Sensibilisés par toutes ces interventions, mais aussi « parce que ça fait partie de [leur] travail », selon Gilles Chamberland, les médecins tentent d'être moins restrictifs avec les patients, sur le plan des contentions physiques, par exemple. «Notre but, c'est que ces gens-là deviennent des personnes qu'on peut réintégrer dans la société», d'où l'assouplissement graduel des mesures de sécurité.

Mais jusqu'où peut-on aller sans compromettre la sécurité des employés et des autres patients dans un endroit comme Pinel, où des criminels côtoient des malades non judiciarisés, transférés par d'autres hôpitaux? L'équilibre est difficile à trouver, admet la direction.

«Il y a des groupes de pression qui voudraient que nos patients ne soient pas considérés comme des détenus, jamais, explique le Dr Chamberland. Qu'ils ne soient considérés que comme des patients. Qu'on applique les règles qui s'appliquent aux patients dans tous les hôpitaux psychiatriques. Mais malheureusement, on a des détenus [à Pinel]. On ne peut pas faire ça.»

Trop de liberté?

Pinel est-il allé trop loin dans sa volonté de donner plus de liberté à ses patients? À voir le nombre de blessures, peut-être que oui, répond le Dr Chamberland. «C'est un balancier. Là, le balancier était du côté: donnez-leur le plus de liberté possible. Mais à un moment, ça revient par le biais de ce qu'on voit maintenant. Notre personnel est à risque. Il y a plus d'accidents. Il faut être prudent. Le fait que le nombre de blessés ait augmenté, ça nous rappelle que tous nos patients sont potentiellement dangereux et qu'il faut faire attention.»

«Quand la société nous confie ces gens, notre rôle, c'est de les soigner, mais c'est aussi de les responsabiliser et de les réadapter. Un peu comme ce que font les centres de détention quand ils réadaptent les gens. Ce n'est plus juste des soins.»

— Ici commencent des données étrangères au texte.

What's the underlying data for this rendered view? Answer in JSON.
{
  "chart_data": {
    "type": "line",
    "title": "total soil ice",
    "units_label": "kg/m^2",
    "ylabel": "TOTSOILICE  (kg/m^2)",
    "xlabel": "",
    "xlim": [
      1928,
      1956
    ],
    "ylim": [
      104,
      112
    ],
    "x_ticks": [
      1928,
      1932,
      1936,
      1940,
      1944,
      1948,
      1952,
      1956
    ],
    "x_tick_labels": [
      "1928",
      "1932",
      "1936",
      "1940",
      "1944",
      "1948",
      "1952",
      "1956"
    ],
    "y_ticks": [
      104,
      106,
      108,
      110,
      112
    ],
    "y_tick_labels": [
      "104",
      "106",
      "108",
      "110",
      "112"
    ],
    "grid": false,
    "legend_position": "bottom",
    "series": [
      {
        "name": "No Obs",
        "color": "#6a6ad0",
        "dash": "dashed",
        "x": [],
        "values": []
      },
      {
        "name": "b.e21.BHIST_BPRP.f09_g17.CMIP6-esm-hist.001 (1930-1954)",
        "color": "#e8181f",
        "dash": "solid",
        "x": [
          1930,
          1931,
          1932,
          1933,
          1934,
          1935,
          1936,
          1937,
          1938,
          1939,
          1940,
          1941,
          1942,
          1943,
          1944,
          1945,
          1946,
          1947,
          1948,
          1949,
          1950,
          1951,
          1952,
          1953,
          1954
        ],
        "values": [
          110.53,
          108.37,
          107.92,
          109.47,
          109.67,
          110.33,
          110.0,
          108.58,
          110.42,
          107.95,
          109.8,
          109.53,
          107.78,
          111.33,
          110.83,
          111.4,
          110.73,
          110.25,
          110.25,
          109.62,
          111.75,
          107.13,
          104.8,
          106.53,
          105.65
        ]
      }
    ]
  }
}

Le président du syndicat des travailleurs, Sylvain Lemieux, se dit «tout à fait d'accord» avec les propos du Dr Chamberland.

«Selon nous, la réhabilitation des patients de Pinel ne peut se faire que si les employés travaillent en sécurité. Ces dernières années, il y a une augmentation du nombre de blessés qui nous inquiète. Il y a beaucoup de travailleurs qui quittent l'Institut, car le milieu est de plus en plus dangereux, surtout depuis que nous avons subi des coupures imposées par le Ministère, au cours des dernières années.»

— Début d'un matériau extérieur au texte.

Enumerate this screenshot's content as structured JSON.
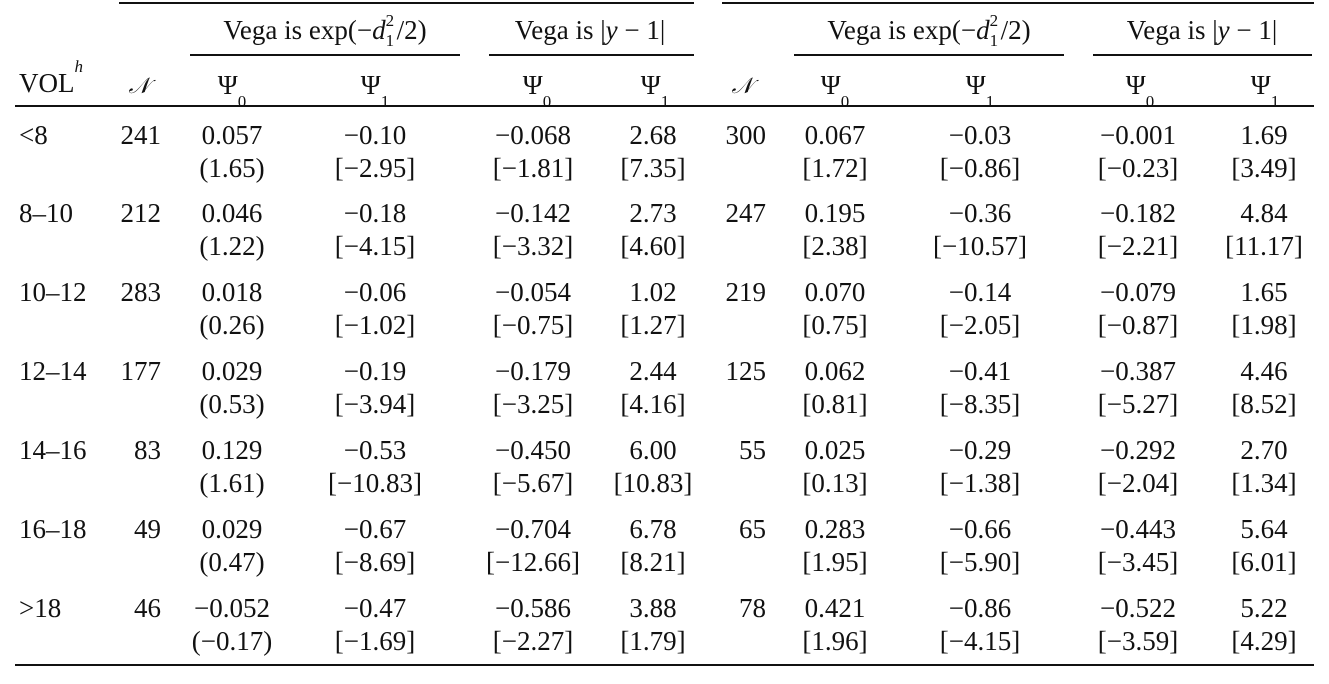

La solution «réside en partie par le rétablissement des postes coupés au niveau du personnel clinique et sécuritaire à l'Institut. De plus, nous avons mentionné à la CSST [maintenant la CNESST] qu'il y a un problème au niveau de la considération des observations comportementales faites par les employés, car elles sont souvent atténuées. D'ailleurs, les inspecteurs de la CSST nous ont fait remarquer que l'employeur, mais aussi les médecins [depuis 2009] sont assujettis à la Loi sur la santé et la sécurité au travail (LSST) et ils ont l'obligation de prendre les mesures nécessaires pour protéger la santé et assurer la sécurité et l'intégrité physique des travailleurs», explique M. Lemieux.